Image: Mycelium, Pexels
A new project spearheaded by the Biomimicry Institute aims to find novel uses for the 92 million tonnes of fashion waste that is discarded annually.
The two-year programme researches new ways to use decomposed waste elements into fibres for fashion.
Together with the Metabolic Institute and HKRITA, the Institute is conducting a landscape analysis of commercially-ready decomposition technologies. These technologies are then piloted to find diverse alternatives for decomposition of textile waste in a major European city, working with local businesses, communities, and government to develop detailed strategic plans for future expansion.
The Institute was recently awarded 2.5 million euros by the Laudes Foundation, a not-for profit that focuses on nature-inspired solutions for a healthy planet, to convert waste into biocompatible raw materials for fashion industry via a the multi-year Design for Decomposition initiative.

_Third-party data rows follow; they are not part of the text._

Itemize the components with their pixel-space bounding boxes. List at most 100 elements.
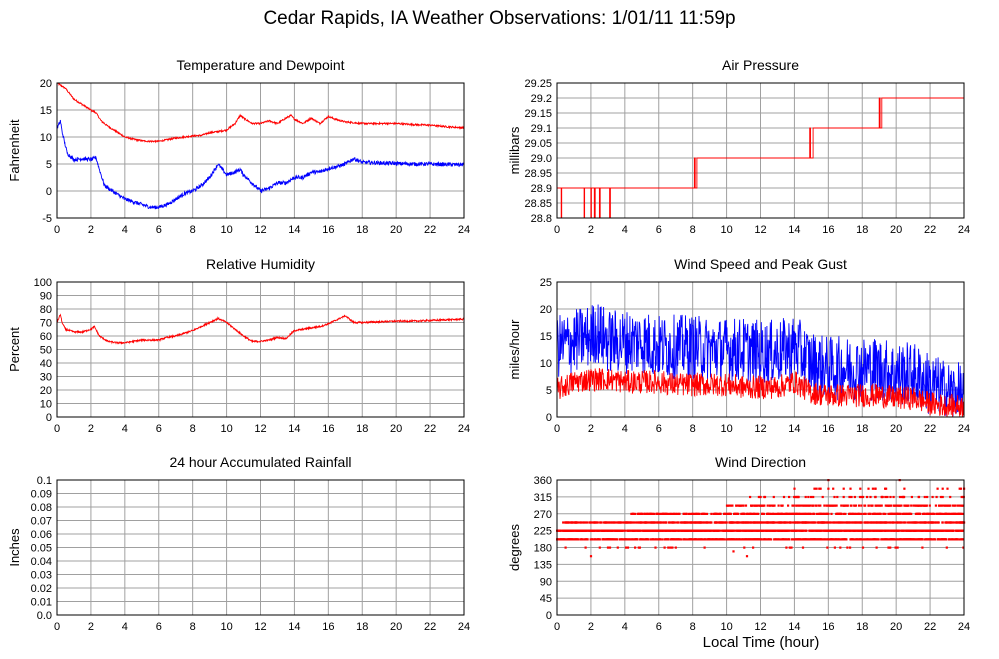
direction-point	[734, 529, 737, 532]
temp-xtick-label: 10	[220, 224, 232, 236]
direction-point	[839, 546, 842, 549]
direction-point	[591, 538, 594, 541]
direction-point	[873, 521, 876, 524]
direction-point	[669, 546, 672, 549]
direction-point	[887, 529, 890, 532]
direction-point	[688, 529, 691, 532]
pressure-xtick-label: 18	[856, 224, 868, 236]
direction-point	[733, 521, 736, 524]
direction-point	[874, 495, 877, 499]
direction-point	[846, 504, 849, 507]
rain-xtick-label: 6	[156, 621, 162, 633]
direction-point	[804, 495, 807, 499]
direction-point	[751, 504, 754, 507]
direction-point	[859, 538, 863, 541]
direction-point	[656, 538, 659, 541]
direction-point	[898, 504, 902, 507]
direction-point	[733, 538, 736, 541]
direction-point	[774, 521, 777, 524]
direction-point	[803, 529, 806, 532]
direction-point	[786, 512, 789, 515]
rain-ytick-label: 0.04	[31, 556, 52, 568]
direction-point	[572, 521, 575, 524]
direction-point	[809, 512, 812, 515]
direction-xtick-label: 24	[958, 621, 970, 633]
direction-point	[826, 504, 829, 507]
direction-point	[632, 538, 635, 541]
direction-point	[782, 495, 786, 499]
direction-point	[646, 512, 649, 515]
direction-point	[941, 495, 944, 499]
direction-point	[885, 487, 888, 490]
direction-ylabel: degrees	[507, 524, 522, 571]
direction-point	[809, 504, 812, 507]
direction-point	[632, 521, 635, 524]
direction-point	[871, 504, 874, 507]
direction-point	[653, 538, 656, 541]
direction-point	[956, 538, 959, 541]
direction-point	[930, 512, 933, 515]
direction-point	[705, 512, 709, 515]
direction-point	[877, 504, 880, 507]
direction-point	[735, 504, 738, 507]
humidity-ytick-label: 10	[40, 399, 52, 411]
direction-point	[743, 512, 746, 515]
direction-point	[685, 512, 688, 515]
direction-point	[695, 538, 698, 541]
direction-point	[730, 504, 733, 507]
direction-point	[822, 529, 825, 532]
direction-point	[860, 504, 863, 507]
direction-point	[959, 487, 963, 490]
direction-point	[867, 487, 870, 490]
direction-point	[685, 538, 689, 541]
direction-point	[891, 529, 894, 532]
direction-point	[669, 521, 672, 524]
direction-xtick-label: 4	[622, 621, 628, 633]
humidity-xtick-label: 22	[424, 423, 436, 435]
direction-point	[620, 521, 623, 524]
direction-point	[893, 521, 896, 524]
direction-point	[930, 529, 933, 532]
direction-point	[791, 538, 794, 541]
direction-point	[614, 521, 617, 524]
direction-point	[640, 521, 643, 524]
direction-point	[811, 529, 814, 532]
direction-point	[819, 504, 822, 507]
direction-point	[689, 512, 692, 515]
direction-point	[777, 538, 780, 541]
direction-point	[795, 529, 798, 532]
direction-point	[717, 512, 720, 515]
direction-point	[634, 546, 637, 549]
direction-point	[833, 495, 836, 499]
direction-point	[757, 521, 760, 524]
direction-point	[848, 495, 851, 499]
direction-point	[946, 512, 949, 515]
wind-xtick-label: 10	[720, 423, 732, 435]
direction-point	[667, 538, 670, 541]
direction-point	[850, 495, 853, 499]
direction-point	[763, 504, 766, 507]
direction-point	[950, 538, 953, 541]
direction-point	[583, 538, 586, 541]
humidity-xtick-label: 10	[220, 423, 232, 435]
pressure-xtick-label: 16	[822, 224, 834, 236]
direction-point	[898, 495, 902, 499]
direction-point	[840, 529, 844, 532]
humidity-ytick-label: 80	[40, 304, 52, 316]
direction-point	[679, 538, 682, 541]
direction-ytick-label: 0	[546, 610, 552, 622]
direction-point	[762, 512, 766, 515]
direction-point	[889, 546, 892, 549]
wind-xtick-label: 24	[958, 423, 970, 435]
direction-point	[646, 521, 649, 524]
wind-xtick-label: 18	[856, 423, 868, 435]
temp-series-0	[56, 82, 465, 144]
direction-point	[921, 538, 924, 541]
direction-point	[899, 512, 902, 515]
direction-point	[914, 504, 917, 507]
direction-point	[939, 495, 943, 499]
direction-point	[703, 546, 706, 549]
direction-point	[621, 538, 624, 541]
direction-point	[608, 546, 612, 549]
temp-ytick-label: 0	[46, 186, 52, 198]
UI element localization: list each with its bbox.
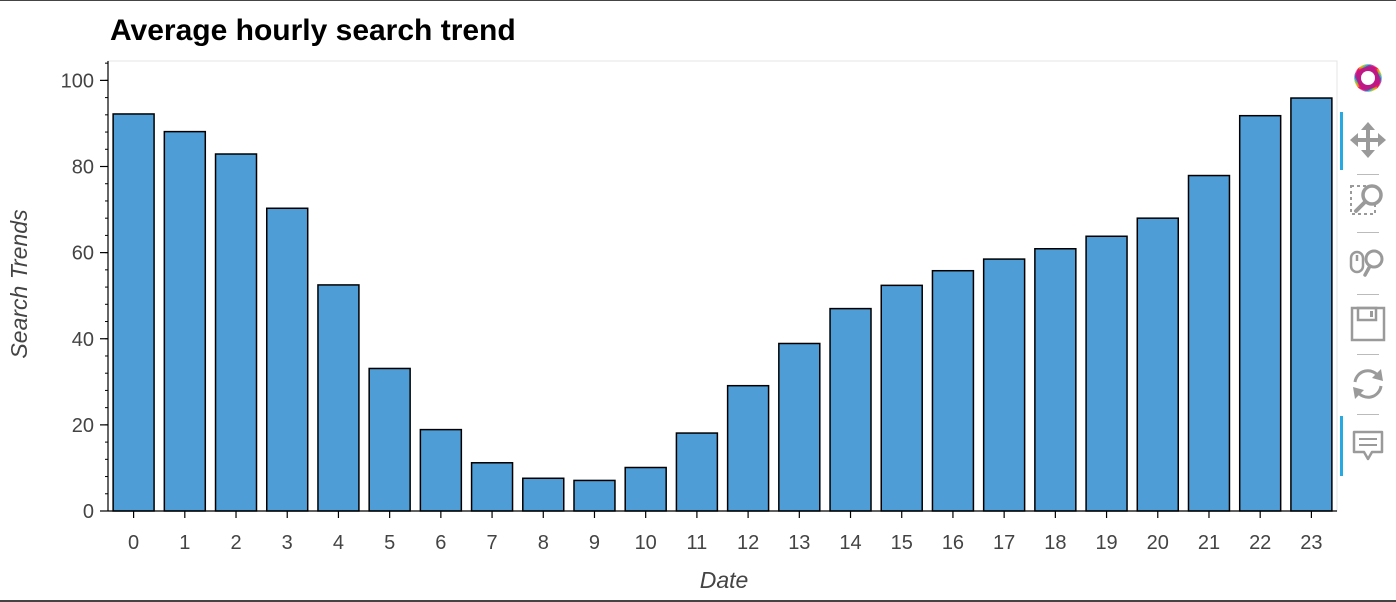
y-axis-label: Search Trends [6,209,32,359]
x-tick-label: 17 [993,532,1015,554]
toolbar-separator [1357,232,1379,233]
bar-8 [522,477,565,512]
bar-14 [829,307,872,512]
box-zoom-icon[interactable] [1346,178,1390,222]
hover-icon[interactable] [1346,422,1390,466]
bar-22 [1238,114,1282,512]
bar-5 [368,367,411,512]
toolbar-separator [1357,294,1379,295]
x-tick-label: 7 [487,532,498,554]
x-tick-label: 0 [128,532,139,554]
x-tick-label: 15 [891,532,913,554]
bar-17 [982,258,1026,512]
pan-active-indicator [1340,112,1343,170]
x-tick-label: 5 [384,532,395,554]
bar-4 [317,284,360,512]
x-tick-label: 6 [435,532,446,554]
y-tick-label: 80 [72,157,94,179]
hover-active-indicator [1340,416,1343,476]
x-tick-label: 2 [230,532,241,554]
bar-0 [112,113,155,512]
reset-icon[interactable] [1346,362,1390,406]
bar-2 [214,153,258,512]
toolbar-separator [1357,174,1379,175]
x-tick-label: 16 [942,532,964,554]
x-axis-label: Date [700,567,749,593]
x-tick-label: 12 [737,532,759,554]
bar-10 [624,466,667,512]
bar-16 [931,269,975,512]
bar-15 [880,284,923,512]
top-border [0,0,1396,1]
toolbar-separator [1357,414,1379,415]
x-tick-label: 23 [1300,532,1322,554]
x-tick-label: 19 [1095,532,1117,554]
x-tick-label: 8 [538,532,549,554]
bokeh-logo-icon[interactable] [1346,56,1390,100]
bar-11 [675,432,719,512]
bar-13 [778,342,821,512]
chart-toolbar [1340,56,1396,486]
x-tick-label: 21 [1198,532,1220,554]
bar-19 [1085,235,1128,512]
bar-23 [1290,97,1333,512]
y-tick-label: 40 [72,329,94,351]
x-tick-label: 3 [282,532,293,554]
wheel-zoom-icon[interactable] [1346,240,1390,284]
bar-6 [419,428,463,512]
bottom-border [0,600,1396,602]
toolbar-separator [1357,354,1379,355]
x-tick-label: 13 [788,532,810,554]
y-tick-label: 20 [72,415,94,437]
bar-1 [163,130,207,512]
bar-12 [726,384,770,512]
y-tick-label: 0 [83,501,94,523]
save-icon[interactable] [1346,302,1390,346]
x-tick-label: 20 [1147,532,1169,554]
x-tick-label: 11 [687,532,708,554]
x-tick-label: 4 [333,532,344,554]
y-tick-label: 60 [72,243,94,265]
x-tick-label: 14 [839,532,861,554]
pan-icon[interactable] [1346,118,1390,162]
chart-title: Average hourly search trend [110,14,516,47]
x-tick-label: 18 [1044,532,1066,554]
bar-21 [1187,174,1231,512]
bar-9 [573,479,616,512]
bar-3 [265,207,309,512]
x-tick-label: 9 [589,532,600,554]
bar-20 [1136,217,1180,512]
bar-7 [470,462,514,512]
x-tick-label: 1 [179,532,190,554]
y-tick-label: 100 [61,70,94,92]
bar-18 [1034,248,1077,512]
x-tick-label: 22 [1249,532,1271,554]
x-tick-label: 10 [635,532,657,554]
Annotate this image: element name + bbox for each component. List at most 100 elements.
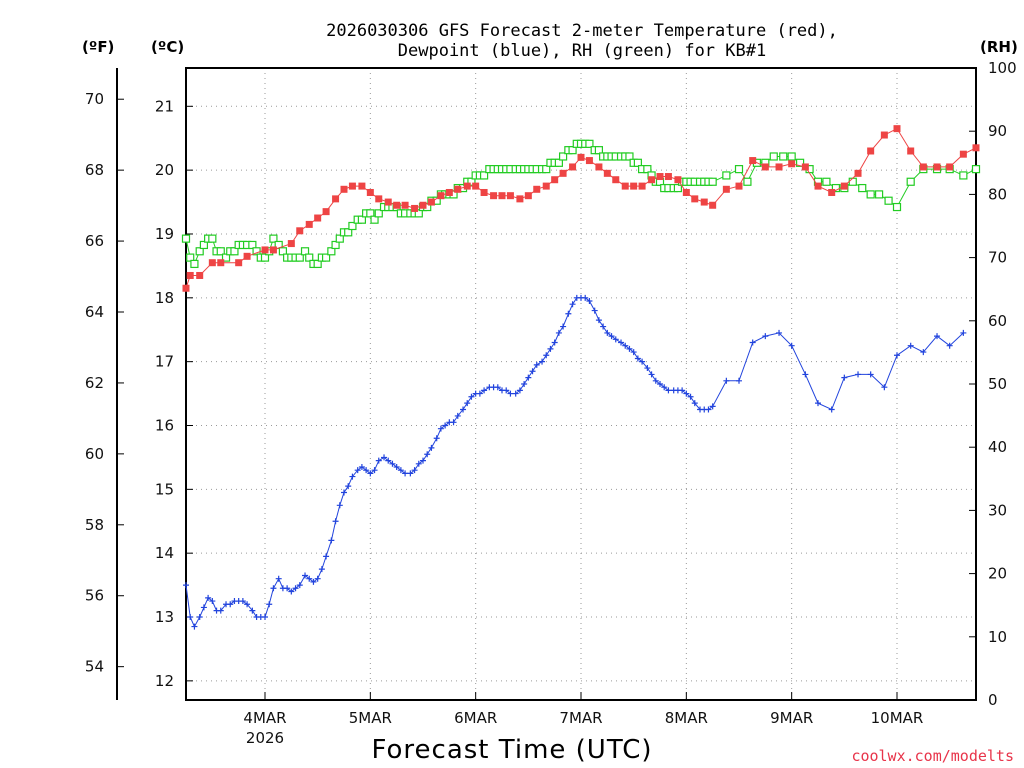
temperature-point [577, 153, 585, 161]
dewpoint-point [622, 342, 629, 349]
dewpoint-point [196, 614, 203, 621]
temperature-point [305, 220, 313, 228]
dewpoint-point [200, 604, 207, 611]
temperature-point [463, 182, 471, 190]
temperature-point [411, 204, 419, 212]
rh-point [594, 146, 604, 155]
temperature-point [612, 176, 620, 184]
dewpoint-point [551, 339, 558, 346]
temperature-point [709, 201, 717, 209]
dewpoint-point [841, 374, 848, 381]
time-tick-label: 7MAR [559, 709, 602, 727]
rh-tick-label: 70 [988, 249, 1007, 267]
fahrenheit-tick-label: 56 [85, 587, 104, 605]
rh-point [374, 209, 383, 218]
dewpoint-point [503, 387, 510, 394]
temperature-point [322, 208, 330, 216]
dewpoint-point [428, 444, 435, 451]
dewpoint-point [249, 607, 256, 614]
rh-point [199, 240, 209, 250]
dewpoint-point [749, 339, 756, 346]
dewpoint-point [363, 467, 370, 474]
rh-tick-label: 20 [988, 565, 1007, 583]
gridlines [186, 68, 976, 700]
fahrenheit-tick-label: 60 [85, 445, 104, 463]
temperature-point [559, 169, 567, 177]
rh-point [906, 177, 915, 186]
dewpoint-point [867, 371, 874, 378]
credit-link[interactable]: coolwx.com/modelts [851, 747, 1014, 765]
dewpoint-point [521, 381, 528, 387]
dewpoint-point [310, 578, 317, 585]
temperature-point [722, 185, 730, 193]
temperature-point [472, 182, 480, 190]
fahrenheit-tick-label: 54 [85, 658, 104, 676]
temperature-point [269, 246, 277, 254]
dewpoint-point [314, 575, 321, 582]
dewpoint-point [776, 329, 783, 336]
dewpoint-point [476, 390, 483, 397]
dewpoint-point [815, 400, 821, 407]
rh-point [568, 146, 577, 155]
fahrenheit-tick-label: 68 [85, 161, 104, 179]
temperature-point [656, 173, 664, 181]
temperature-point [296, 227, 304, 235]
dewpoint-point [336, 502, 343, 509]
dewpoint-point [393, 463, 400, 470]
dewpoint-line [185, 297, 964, 628]
rh-point [221, 253, 231, 262]
rh-point [585, 139, 594, 148]
dewpoint-point [424, 451, 431, 458]
rh-point [643, 165, 652, 174]
rh-point [673, 183, 683, 193]
temperature-point [419, 201, 427, 209]
temperature-point [375, 195, 383, 203]
temperature-point [314, 214, 322, 222]
dewpoint-point [407, 470, 414, 477]
temperature-point [454, 185, 462, 193]
dewpoint-point [907, 342, 914, 349]
celsius-unit-label: (ºC) [151, 38, 184, 56]
rh-point [874, 190, 884, 199]
dewpoint-point [648, 371, 655, 378]
dewpoint-point [481, 387, 488, 394]
rh-tick-label: 50 [988, 375, 1007, 393]
rh-point [300, 247, 310, 256]
dewpoint-point [227, 601, 234, 608]
dewpoint-point [723, 377, 730, 384]
rh-tick-label: 30 [988, 501, 1007, 519]
temperature-point [814, 182, 822, 190]
temperature-point [243, 252, 251, 260]
rh-point [558, 152, 568, 161]
dewpoint-point [547, 345, 554, 352]
dewpoint-point [920, 349, 927, 356]
fahrenheit-tick-label: 64 [85, 303, 104, 321]
dewpoint-point [652, 377, 659, 384]
dewpoint-point [262, 614, 268, 621]
temperature-point [480, 188, 488, 196]
rh-point [787, 152, 796, 161]
dewpoint-point [661, 384, 668, 391]
rh-point [554, 158, 563, 167]
dewpoint-point [302, 572, 309, 579]
dewpoint-point [555, 329, 562, 336]
dewpoint-point [881, 384, 888, 391]
rh-axis: 0 10 20 30 40 50 60 70 80 90 100 [969, 59, 1017, 709]
rh-tick-label: 40 [988, 438, 1007, 456]
rh-tick-label: 10 [988, 628, 1007, 646]
celsius-tick-label: 21 [155, 97, 174, 115]
temperature-point [648, 176, 656, 184]
dewpoint-point [205, 594, 212, 601]
dewpoint-point [608, 333, 615, 340]
temperature-point [401, 201, 409, 209]
rh-point [479, 171, 489, 180]
dewpoint-point [183, 582, 189, 589]
dewpoint-point [284, 585, 291, 592]
temperature-point [972, 144, 980, 152]
temperature-point [735, 182, 743, 190]
rh-point [181, 234, 191, 243]
temperature-point [749, 157, 757, 165]
temperature-point [788, 160, 796, 168]
temperature-point [674, 176, 682, 184]
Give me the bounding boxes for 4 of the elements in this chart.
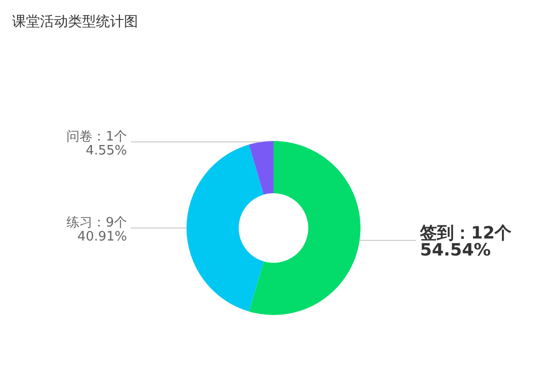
slice-label: 问卷：1个 4.55%: [66, 129, 127, 158]
chart-title: 课堂活动类型统计图: [12, 13, 138, 31]
slice-label: 签到：12个 54.54%: [419, 223, 513, 260]
slice-label: 练习：9个 40.91%: [66, 215, 127, 244]
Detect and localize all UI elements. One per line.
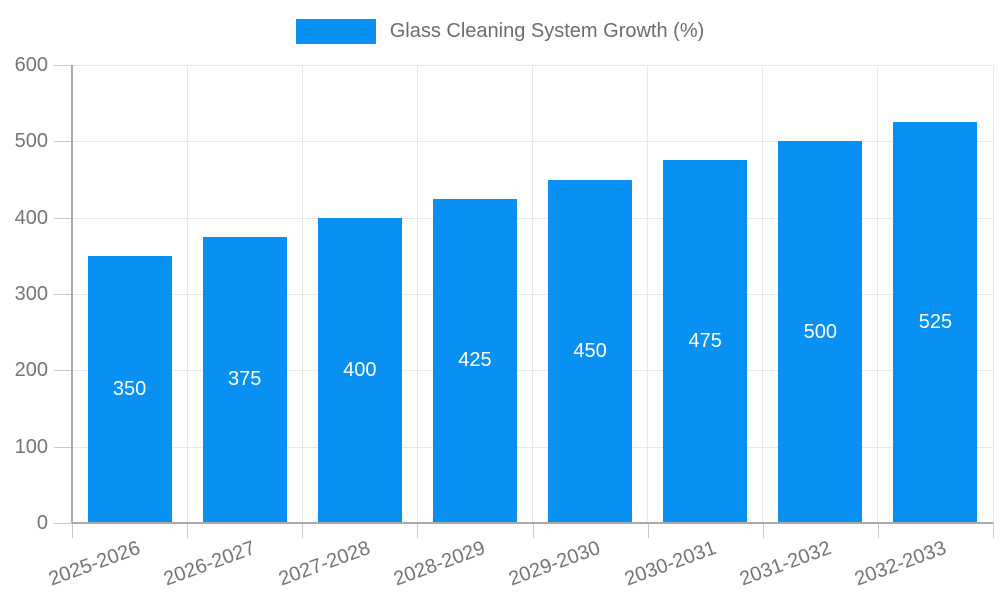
bar-2031-2032[interactable]: 500 [778, 141, 863, 523]
x-axis-label: 2030-2031 [621, 537, 719, 591]
y-tick-label: 200 [14, 359, 48, 382]
y-tick-mark [54, 65, 72, 66]
y-axis-line [71, 65, 73, 523]
v-gridline [416, 65, 418, 523]
x-axis-line [72, 522, 993, 524]
bar-value-label: 500 [803, 320, 837, 343]
v-gridline [647, 65, 649, 523]
legend-swatch [295, 19, 376, 44]
x-axis-label: 2032-2033 [851, 537, 949, 591]
plot-area: 350 375 400 425 450 475 500 525 [71, 65, 994, 524]
v-gridline [762, 65, 764, 523]
y-tick-label: 300 [14, 283, 48, 305]
x-tick-mark [532, 523, 534, 538]
bar-value-label: 525 [918, 311, 953, 334]
x-tick-mark [877, 523, 879, 538]
x-axis-label: 2031-2032 [736, 537, 834, 591]
x-axis-label: 2027-2028 [275, 537, 374, 591]
bar-2026-2027[interactable]: 375 [202, 236, 287, 523]
y-tick-label: 600 [14, 54, 48, 76]
bar-2032-2033[interactable]: 525 [893, 122, 978, 523]
v-gridline [877, 65, 879, 523]
bar-2028-2029[interactable]: 425 [432, 198, 517, 523]
x-tick-mark [647, 523, 649, 538]
bar-2029-2030[interactable]: 450 [548, 179, 633, 523]
x-tick-mark [302, 523, 304, 538]
v-gridline [532, 65, 533, 523]
x-tick-mark [187, 523, 189, 538]
x-axis-label: 2028-2029 [391, 537, 489, 591]
x-tick-mark [72, 523, 73, 538]
x-axis-label: 2029-2030 [506, 537, 604, 591]
y-tick-label: 400 [14, 206, 48, 229]
x-axis-label: 2026-2027 [160, 537, 259, 591]
y-tick-mark [54, 446, 72, 448]
y-tick-mark [54, 141, 72, 143]
y-tick-label: 100 [14, 435, 48, 458]
bar-value-label: 475 [688, 330, 722, 353]
v-gridline [186, 65, 188, 523]
bar-value-label: 425 [458, 349, 492, 372]
bar-value-label: 350 [112, 377, 147, 400]
y-tick-mark [54, 370, 72, 372]
v-gridline [301, 65, 303, 523]
x-tick-mark [417, 523, 419, 538]
bar-2030-2031[interactable]: 475 [663, 160, 748, 523]
x-axis-label: 2025-2026 [45, 537, 144, 591]
y-tick-label: 0 [36, 512, 48, 534]
y-tick-mark [54, 217, 72, 219]
legend-label: Glass Cleaning System Growth (%) [389, 20, 705, 42]
bar-2027-2028[interactable]: 400 [317, 217, 402, 523]
x-tick-mark [993, 523, 994, 538]
y-tick-mark [54, 294, 72, 295]
chart-legend[interactable]: Glass Cleaning System Growth (%) [0, 19, 1000, 44]
v-gridline [992, 65, 994, 523]
bar-value-label: 400 [343, 358, 377, 381]
bar-value-label: 450 [573, 339, 607, 362]
bar-2025-2026[interactable]: 350 [87, 255, 172, 523]
bar-value-label: 375 [227, 368, 262, 391]
x-tick-mark [762, 523, 764, 538]
y-tick-mark [54, 523, 72, 524]
y-tick-label: 500 [14, 130, 48, 153]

Eliminating microplastic from clothing
With more than a third of all microplastic pollution released from clothing and almost 92 million tonnes of fashion waste discarded annually, compromising people’s health and the environment, it is essential for the industry to embrace true decomposition and work with nature to help address the worst effects of textile waste. This is what Biomimicry Institute and its partners supported by the Laudes Foundation seek to achieve through this initiative.
The initiative, which demonstrates the Laudes Foundation’s commitment to helping the fashion industry harness its power for good and achieve systemic change, will take a deep dive into biological research of the various types and circumstances of natural decomposition, running local tests in Ghana, led by the OR Foundation based in Accra, as well as Amsterdam or Berlin. It will then match those approaches to the hundreds of known decomposition technologies to scale new bio-compatible solutions to prove that system change can happen globally.
Change is possible
The Biomimicry Institute says many in the fashion and textiles industries believe it is not possible manage without petroleum-based polyester; that the best “green strategies” can do is get better at recovering and recycling it. The Institute states it is confident human ingenuity can do a lot better than that by harnessing the same forces that helped make the planet so hospitable to life the first time: bacteria, enzymes, mycelium, and algae to build a truly biocompatible industry.